En ce qui concerne la force utilisée par les agents pour arrêter le plaignant, je ne peux pas raisonnablement conclure qu’elle était illégale. Selon la prépondérance des éléments de preuve, le plaignant ne s’est pas rendu pacifiquement pour se laisser arrêter, mais a plutôt résisté aux efforts des agents pour le maîtriser. Les agents ont dû lutter pour vaincre sa résistance et ont eu recours à plusieurs coups. Les agents ont asséné ces coups notamment parce qu’ils craignaient que le plaignant essaye de saisir l’arme qu’il avait sur lui. Les agents ont eu l’impression que le plaignant essayait de tendre son bras droit vers sa ceinture tout au long de l’altercation. Les agents avaient des raisons de s’inquiéter étant donné qu’ils savaient que plaignant avait brandi un couteau de manière menaçante peu de temps auparavant. Dans ces circonstances, même s’il s’agissait d’une intensification du recours à la force par les agents, il semblerait que ces coups constituaient une réaction proportionnelle à la résistance que le plaignant leur opposait.
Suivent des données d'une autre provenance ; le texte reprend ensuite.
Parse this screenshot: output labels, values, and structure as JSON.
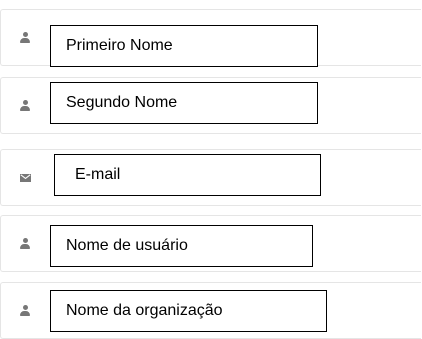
{
  "form": {
    "fields": [
      {
        "icon": "person-icon",
        "label": "Primeiro Nome"
      },
      {
        "icon": "person-icon",
        "label": "Segundo Nome"
      },
      {
        "icon": "envelope-icon",
        "label": "E-mail"
      },
      {
        "icon": "person-icon",
        "label": "Nome de usuário"
      },
      {
        "icon": "person-icon",
        "label": "Nome da organização"
      }
    ]
  }
}
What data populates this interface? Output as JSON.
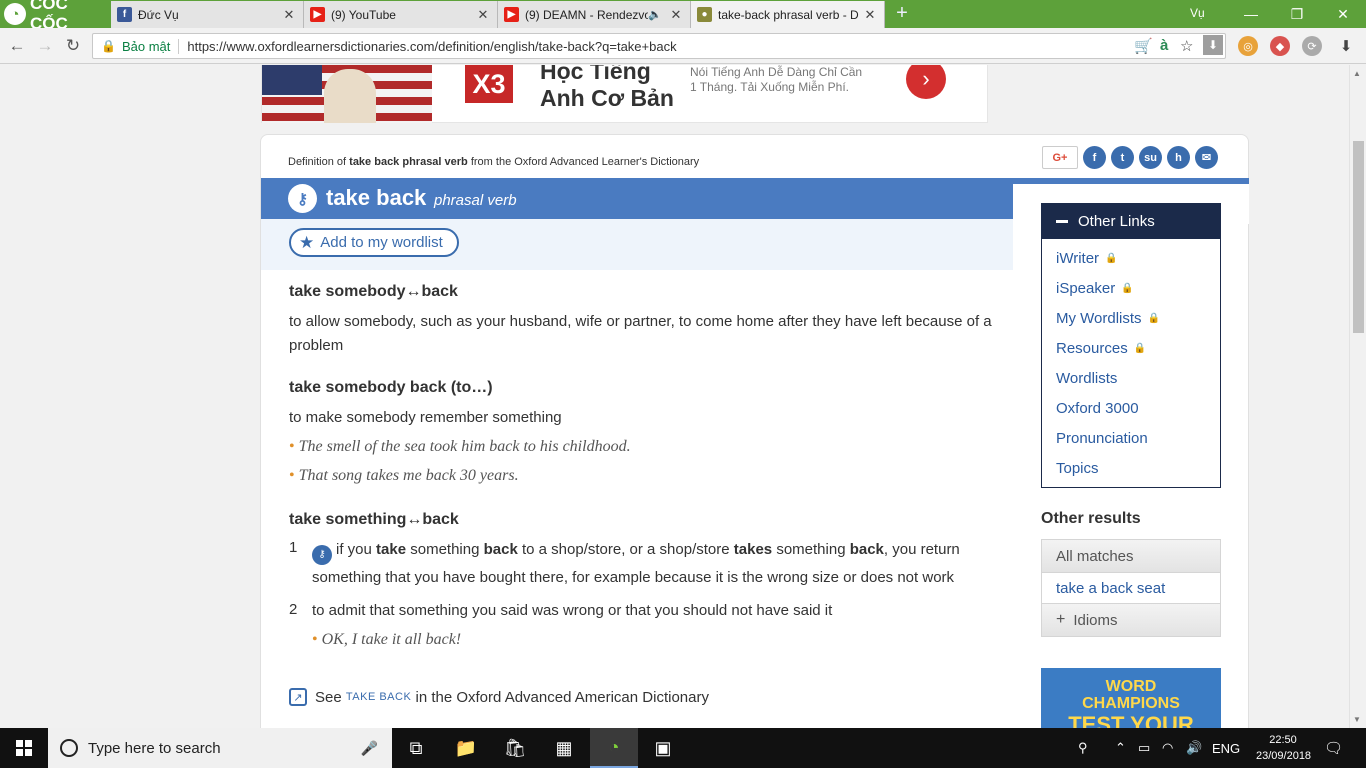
{
  "browser": {
    "brand": "CỐC CỐC",
    "tabs": [
      {
        "title": "Đức Vụ",
        "favicon": "facebook-icon",
        "color": "#3b5998"
      },
      {
        "title": "(9) YouTube",
        "favicon": "youtube-icon",
        "color": "#e62117"
      },
      {
        "title": "(9) DEAMN - Rendezvo",
        "favicon": "youtube-icon",
        "color": "#e62117"
      },
      {
        "title": "take-back phrasal verb - D",
        "favicon": "oxford-icon",
        "color": "#8a8a3a"
      }
    ],
    "profile_name": "Vụ",
    "security_label": "Bảo mật",
    "url": "https://www.oxfordlearnersdictionaries.com/definition/english/take-back?q=take+back",
    "omnibox_letter": "à"
  },
  "ad": {
    "badge": "X3",
    "title": "Học Tiếng Anh Cơ Bản",
    "description": "Nói Tiếng Anh Dễ Dàng Chỉ Cần 1 Tháng. Tải Xuống Miễn Phí."
  },
  "entry": {
    "definition_prefix": "Definition of ",
    "definition_term": "take back phrasal verb",
    "definition_suffix": " from the Oxford Advanced Learner's Dictionary",
    "headword": "take back",
    "part_of_speech": "phrasal verb",
    "wordlist_label": "Add to my wordlist",
    "share_google": "G+",
    "senses": [
      {
        "phrase": "take somebody↔back",
        "definition": "to allow somebody, such as your husband, wife or partner, to come home after they have left because of a problem"
      },
      {
        "phrase": "take somebody back (to…)",
        "definition": "to make somebody remember something",
        "examples": [
          "The smell of the sea took him back to his childhood.",
          "That song takes me back 30 years."
        ]
      }
    ],
    "sense3_phrase": "take something↔back",
    "sub1_number": "1",
    "sub1_a": "if you ",
    "sub1_b": "take",
    "sub1_c": " something ",
    "sub1_d": "back",
    "sub1_e": " to a shop/store, or a shop/store ",
    "sub1_f": "takes",
    "sub1_g": " something ",
    "sub1_h": "back",
    "sub1_i": ", you return something that you have bought there, for example because it is the wrong size or does not work",
    "sub2_number": "2",
    "sub2_definition": "to admit that something you said was wrong or that you should not have said it",
    "sub2_example": "OK, I take it all back!",
    "see_prefix": "See ",
    "see_term": "TAKE BACK",
    "see_suffix": " in the Oxford Advanced American Dictionary"
  },
  "sidebar": {
    "other_links_title": "Other Links",
    "links": [
      {
        "label": "iWriter",
        "locked": true
      },
      {
        "label": "iSpeaker",
        "locked": true
      },
      {
        "label": "My Wordlists",
        "locked": true
      },
      {
        "label": "Resources",
        "locked": true
      },
      {
        "label": "Wordlists",
        "locked": false
      },
      {
        "label": "Oxford 3000",
        "locked": false
      },
      {
        "label": "Pronunciation",
        "locked": false
      },
      {
        "label": "Topics",
        "locked": false
      }
    ],
    "other_results_title": "Other results",
    "all_matches": "All matches",
    "result_link": "take a back seat",
    "idioms": "Idioms",
    "banner_line1": "WORD",
    "banner_line2": "CHAMPIONS",
    "banner_line3": "TEST YOUR"
  },
  "taskbar": {
    "search_placeholder": "Type here to search",
    "language": "ENG",
    "time": "22:50",
    "date": "23/09/2018"
  },
  "colors": {
    "accent_blue": "#4a7bc1",
    "sidebar_navy": "#1b2a4a",
    "browser_green": "#5da13a"
  }
}
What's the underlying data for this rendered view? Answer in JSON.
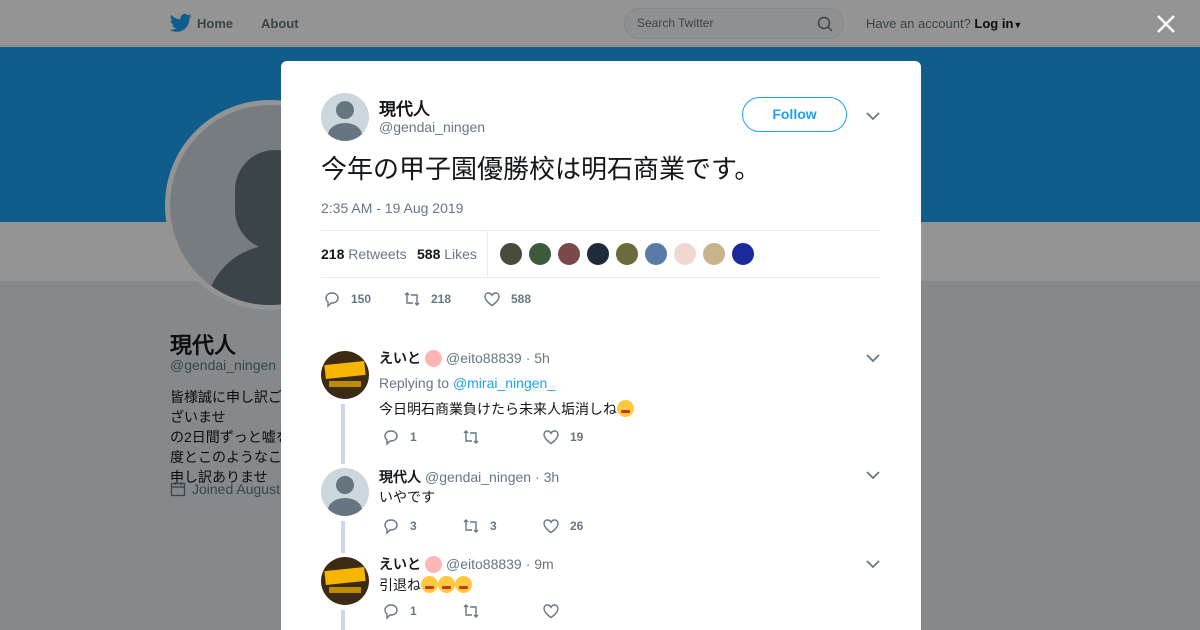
{
  "topbar": {
    "home_label": "Home",
    "about_label": "About",
    "search_placeholder": "Search Twitter",
    "account_prompt": "Have an account?",
    "login_label": "Log in"
  },
  "profile": {
    "name": "現代人",
    "handle": "@gendai_ningen",
    "bio": "皆様誠に申し訳ございませ\nの2日間ずっと嘘を\n度とこのようなこ\n申し訳ありませ",
    "joined": "Joined August"
  },
  "tweet": {
    "author_name": "現代人",
    "author_handle": "@gendai_ningen",
    "follow_label": "Follow",
    "text": "今年の甲子園優勝校は明石商業です。",
    "timestamp": "2:35 AM - 19 Aug 2019",
    "retweets_count": "218",
    "retweets_label": "Retweets",
    "likes_count": "588",
    "likes_label": "Likes",
    "replies_action": "150",
    "retweets_action": "218",
    "likes_action": "588",
    "liker_colors": [
      "#4a4a3a",
      "#3d5a3a",
      "#7a4a4a",
      "#1f2a3a",
      "#6b6b3d",
      "#5a7aa8",
      "#f0d8d0",
      "#c8b48a",
      "#1a2a9a"
    ]
  },
  "replies": [
    {
      "name": "えいと",
      "handle": "@eito88839",
      "time": "· 5h",
      "replying_prefix": "Replying to",
      "replying_to": "@mirai_ningen_",
      "text": "今日明石商業負けたら未来人垢消しね",
      "reply_count": "1",
      "retweet_count": "",
      "like_count": "19"
    },
    {
      "name": "現代人",
      "handle": "@gendai_ningen",
      "time": "· 3h",
      "text": "いやです",
      "reply_count": "3",
      "retweet_count": "3",
      "like_count": "26"
    },
    {
      "name": "えいと",
      "handle": "@eito88839",
      "time": "· 9m",
      "text": "引退ね",
      "reply_count": "1",
      "retweet_count": "",
      "like_count": ""
    }
  ],
  "colors": {
    "brand": "#1da1f2",
    "text": "#14171a",
    "secondary_text": "#657786"
  },
  "icons": [
    "twitter-bird-icon",
    "search-icon",
    "caret-down-icon",
    "close-icon",
    "chevron-down-icon",
    "reply-icon",
    "retweet-icon",
    "like-icon",
    "calendar-icon"
  ]
}
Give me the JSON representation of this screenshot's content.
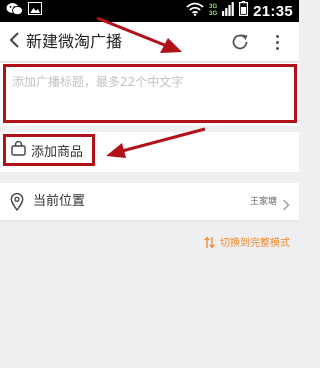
{
  "status_bar": {
    "net_top": "3G",
    "net_bottom": "3G",
    "time": "21:35"
  },
  "header": {
    "title": "新建微淘广播"
  },
  "form": {
    "title_placeholder": "添加广播标题，最多22个中文字",
    "title_value": ""
  },
  "product": {
    "add_label": "添加商品"
  },
  "location": {
    "label": "当前位置",
    "value": "王家塘"
  },
  "mode_switch": {
    "label": "切换到完整模式"
  },
  "colors": {
    "accent_orange": "#f08a24",
    "annotation_red": "#b11118",
    "status_bar": "#000000"
  },
  "icons": {
    "wechat": "wechat-icon",
    "image": "image-notification-icon",
    "wifi": "wifi-icon",
    "signal": "signal-icon",
    "battery": "battery-icon",
    "back": "chevron-left-icon",
    "refresh": "refresh-icon",
    "more": "more-vertical-icon",
    "bag": "shopping-bag-icon",
    "location": "location-pin-icon",
    "chevron": "chevron-right-icon",
    "switch": "switch-arrows-icon"
  }
}
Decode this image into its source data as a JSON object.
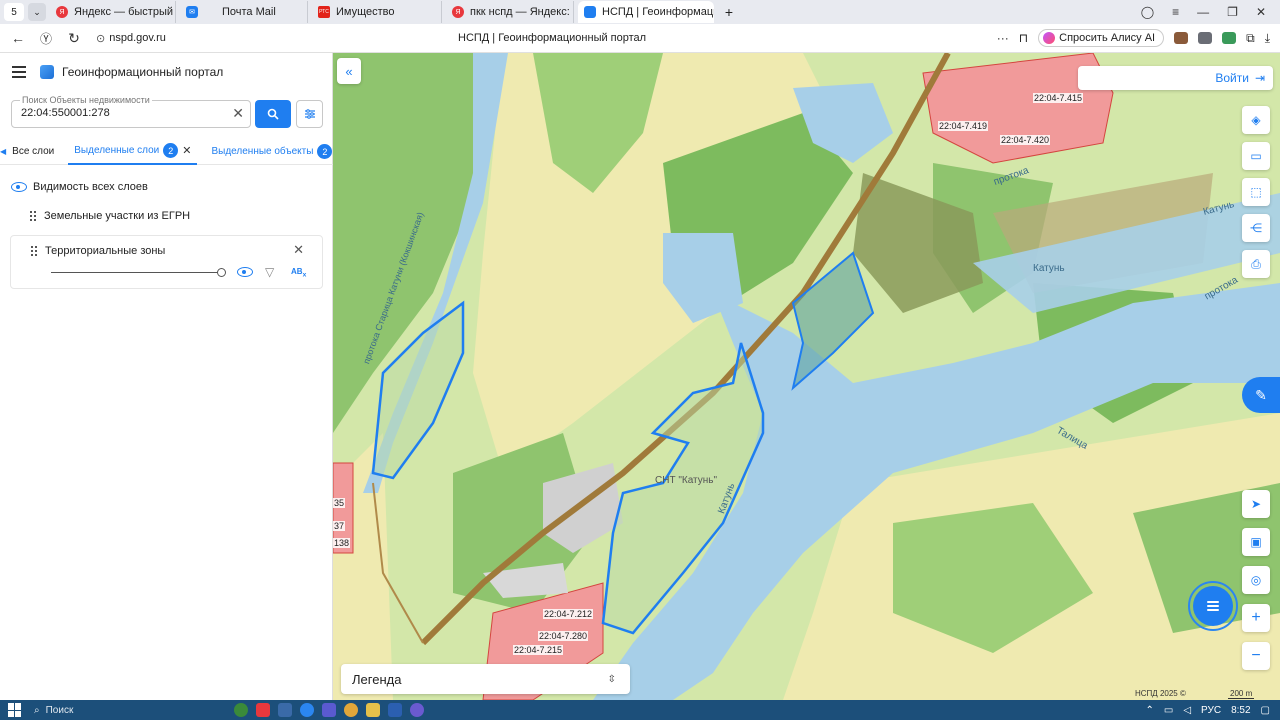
{
  "browser": {
    "tab_counter": "5",
    "tabs": [
      {
        "label": "Яндекс — быстрый поиск",
        "favicon_color": "#e8383d"
      },
      {
        "label": "Почта Mail",
        "favicon_color": "#1f7ef0"
      },
      {
        "label": "Имущество",
        "favicon_color": "#e2231a"
      },
      {
        "label": "пкк нспд — Яндекс: нашё",
        "favicon_color": "#e8383d"
      },
      {
        "label": "НСПД | Геоинформаци",
        "favicon_color": "#1f7ef0"
      }
    ],
    "url": "nspd.gov.ru",
    "page_title": "НСПД | Геоинформационный портал",
    "alice_label": "Спросить Алису AI"
  },
  "panel": {
    "portal_name": "Геоинформационный портал",
    "search": {
      "label": "Поиск Объекты недвижимости",
      "value": "22:04:550001:278"
    },
    "tabs": [
      {
        "label": "Все слои"
      },
      {
        "label": "Выделенные слои",
        "count": "2"
      },
      {
        "label": "Выделенные объекты",
        "count": "2"
      }
    ],
    "visibility_label": "Видимость всех слоев",
    "layers": [
      {
        "label": "Земельные участки из ЕГРН"
      },
      {
        "label": "Территориальные зоны"
      }
    ]
  },
  "map": {
    "login_label": "Войти",
    "legend_label": "Легенда",
    "copyright": "НСПД 2025 ©",
    "scale": "200 m",
    "labels": [
      {
        "text": "22:04-7.415"
      },
      {
        "text": "22:04-7.419"
      },
      {
        "text": "22:04-7.420"
      },
      {
        "text": "22:04-7.212"
      },
      {
        "text": "22:04-7.280"
      },
      {
        "text": "22:04-7.215"
      },
      {
        "text": "35"
      },
      {
        "text": "37"
      },
      {
        "text": "138"
      }
    ],
    "river_labels": [
      {
        "text": "Катунь"
      },
      {
        "text": "Катунь"
      },
      {
        "text": "Катунь"
      },
      {
        "text": "Талица"
      },
      {
        "text": "протока"
      },
      {
        "text": "протока"
      },
      {
        "text": "протока Старица Катуни (Кокшинская)"
      },
      {
        "text": "СНТ \"Катунь\""
      }
    ],
    "colors": {
      "land": "#d3e7a9",
      "yellow": "#efeab0",
      "forest": "#8fc46e",
      "water": "#a7cfe8",
      "selection": "#1f7ef0",
      "settlement": "#f19a9a",
      "road": "#a07a3a"
    }
  },
  "taskbar": {
    "search_label": "Поиск",
    "lang": "РУС",
    "time": "8:52"
  }
}
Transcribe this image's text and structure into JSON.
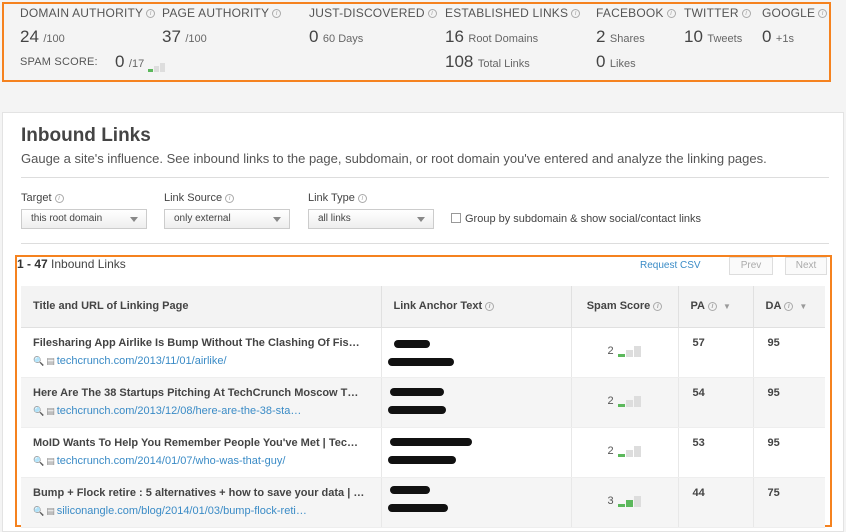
{
  "metrics": {
    "domain_authority": {
      "label": "DOMAIN AUTHORITY",
      "value": "24",
      "unit": "/100"
    },
    "page_authority": {
      "label": "PAGE AUTHORITY",
      "value": "37",
      "unit": "/100"
    },
    "just_discovered": {
      "label": "JUST-DISCOVERED",
      "value": "0",
      "unit": "60 Days"
    },
    "established_links": {
      "label": "ESTABLISHED LINKS",
      "root_value": "16",
      "root_unit": "Root Domains",
      "total_value": "108",
      "total_unit": "Total Links"
    },
    "facebook": {
      "label": "FACEBOOK",
      "shares_value": "2",
      "shares_unit": "Shares",
      "likes_value": "0",
      "likes_unit": "Likes"
    },
    "twitter": {
      "label": "TWITTER",
      "value": "10",
      "unit": "Tweets"
    },
    "google": {
      "label": "GOOGLE",
      "value": "0",
      "unit": "+1s"
    },
    "spam_score": {
      "label": "SPAM SCORE:",
      "value": "0",
      "unit": "/17"
    }
  },
  "section": {
    "title": "Inbound Links",
    "subtitle": "Gauge a site's influence. See inbound links to the page, subdomain, or root domain you've entered and analyze the linking pages."
  },
  "filters": {
    "target": {
      "label": "Target",
      "value": "this root domain"
    },
    "link_source": {
      "label": "Link Source",
      "value": "only external"
    },
    "link_type": {
      "label": "Link Type",
      "value": "all links"
    },
    "group_label": "Group by subdomain & show social/contact links"
  },
  "results": {
    "range": "1 - 47",
    "suffix": "Inbound Links",
    "request_csv": "Request CSV",
    "prev": "Prev",
    "next": "Next"
  },
  "table": {
    "headers": [
      "Title and URL of Linking Page",
      "Link Anchor Text",
      "Spam Score",
      "PA",
      "DA"
    ],
    "rows": [
      {
        "title": "Filesharing App Airlike Is Bump Without The Clashing Of Fis…",
        "url": "techcrunch.com/2013/11/01/airlike/",
        "spam": "2",
        "pa": "57",
        "da": "95"
      },
      {
        "title": "Here Are The 38 Startups Pitching At TechCrunch Moscow T…",
        "url": "techcrunch.com/2013/12/08/here-are-the-38-sta…",
        "spam": "2",
        "pa": "54",
        "da": "95"
      },
      {
        "title": "MoID Wants To Help You Remember People You've Met | Tec…",
        "url": "techcrunch.com/2014/01/07/who-was-that-guy/",
        "spam": "2",
        "pa": "53",
        "da": "95"
      },
      {
        "title": "Bump + Flock retire : 5 alternatives + how to save your data | …",
        "url": "siliconangle.com/blog/2014/01/03/bump-flock-reti…",
        "spam": "3",
        "pa": "44",
        "da": "75"
      }
    ]
  },
  "colors": {
    "accent": "#f5821f",
    "link": "#3a8bc6",
    "spam_green": "#5cb85c"
  }
}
Pour les raisons qui précèdent, même si j’accepte que le plaignant ait subi sa fracture du bras gauche durant la lutte physique qui a marqué son arrestation, il n’y a aucune raison de croire que cette blessure soit attribuable à une conduite illégale de la part de l’AI ou des autres agents. Il n’y a donc pas de motif de porter des accusations criminelles. Le dossier est clos.


Date : 26 février 2024

Approuvé par voie électronique par

Joseph Martino
Directeur
Unité des enquêtes spéciales

Notes

  • 1) A moins d’indication contraire, les renseignements contenus dans cette section reflètent les informations reçues par l’UES au moment de la notification et ne reflètent pas nécessairement les conclusions de fait de l’UES à la suite de son enquête. [Retour au texte]
  • 2) Les éléments de preuve suivants contiennent des renseignements personnels délicats qui ne sont pas divulgués conformément au paragraphe 34 (2) de la Loi de 2019 sur l’Unité des enquêtes spéciales. Les parties pertinentes des enregistrements sont résumées ci-après. [Retour au texte]

Note:

La version originale anglaise signée du rapport fait autorité. En cas de divergence entre cette version et les versions anglaise ou française en ligne, la version originale anglaise signée du rapport l’emporte.